Helsinki es marcadamente pesimista: no cree en la entereza ética de experimentadores y sujetos. En contraste con Nuremberg, piensa que el médico-experimentador es incapaz de por sí de llevar una existencia moral constante y exigente. Le tiene por un ser éticamente precario, que necesita inevitablemente ser ayudado desde fuera. A partir de Helsinki, un comité independiente deberá evaluar la calidad ética del proyecto de toda investigación y vigilar su desarrollo. No es este el momento de hacer una crítica de la actuación de los Comités de Ética de Investigación. Lógicamente los ha habido de todos los pelajes. Pero una cosa está clara: muchos de ellos han autorizado y siguen autorizando investigaciones abusivas, irrespetuosas, inhumanas.
Tampoco cree Helsinki en que el sujeto pueda ser un agente moral plenamente responsable. Si, de acuerdo con el arraigo alcanzado por el principio de autonomía a partir de los años 60, se le considera acreedor a una información honesta, en virtud de ese mismo principio se le tiene por ser voluble, incapaz de comprometerse seriamente: aunque haya dicho sí a su participación en el experimento, es libertariamente libre de abandonarlo sin tener ni dar razón alguna. Se crea con este derecho una situación éticamente débil de la que se resienten muchos trabajos de investigación, porque muchos de ellos pueden malograrse si el número de los sujetos que los abandonan supera una determinada proporción.

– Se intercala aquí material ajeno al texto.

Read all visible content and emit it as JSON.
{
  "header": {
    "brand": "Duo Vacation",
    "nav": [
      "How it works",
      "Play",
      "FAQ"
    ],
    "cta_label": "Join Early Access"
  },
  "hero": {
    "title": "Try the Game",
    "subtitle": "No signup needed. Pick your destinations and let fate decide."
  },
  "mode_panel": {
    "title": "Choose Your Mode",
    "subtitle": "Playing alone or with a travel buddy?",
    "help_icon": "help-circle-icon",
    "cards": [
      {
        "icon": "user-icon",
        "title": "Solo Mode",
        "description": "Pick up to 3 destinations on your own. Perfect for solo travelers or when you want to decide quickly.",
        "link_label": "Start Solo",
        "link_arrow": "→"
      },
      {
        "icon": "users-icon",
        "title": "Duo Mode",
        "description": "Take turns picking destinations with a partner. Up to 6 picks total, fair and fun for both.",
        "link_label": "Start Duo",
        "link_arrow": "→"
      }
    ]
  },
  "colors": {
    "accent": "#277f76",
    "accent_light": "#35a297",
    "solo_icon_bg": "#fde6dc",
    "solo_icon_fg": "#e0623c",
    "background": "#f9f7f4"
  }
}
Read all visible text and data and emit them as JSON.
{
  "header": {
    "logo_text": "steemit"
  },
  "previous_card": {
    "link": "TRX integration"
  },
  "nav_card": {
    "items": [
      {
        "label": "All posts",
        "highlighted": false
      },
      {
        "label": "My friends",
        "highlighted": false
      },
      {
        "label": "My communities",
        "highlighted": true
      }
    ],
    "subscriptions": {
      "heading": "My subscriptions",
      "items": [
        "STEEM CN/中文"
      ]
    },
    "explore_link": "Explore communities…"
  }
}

Helsinki concede a los sujetos el curioso privilegio de no tomarse en serio a sí mismos y al sí que han dado, se les autoriza a ser éticamente irresponsables.
La recuperación de un concepto robusto de la dignidad del hombre, de reconocerle capaz de una cierta grandeza moral, es un problema pendiente todavía hoy en la ética de la investigación biomédica. Es necesario volver a Nuremberg: las víctimas de la aberrante investigación nazi siguen reclamando que investigadores y sujetos de experimentación sean seres éticamente vertebrados por el respeto a la dignidad del hombre, aprendan a ver la imago Dei que habita en unos y otros.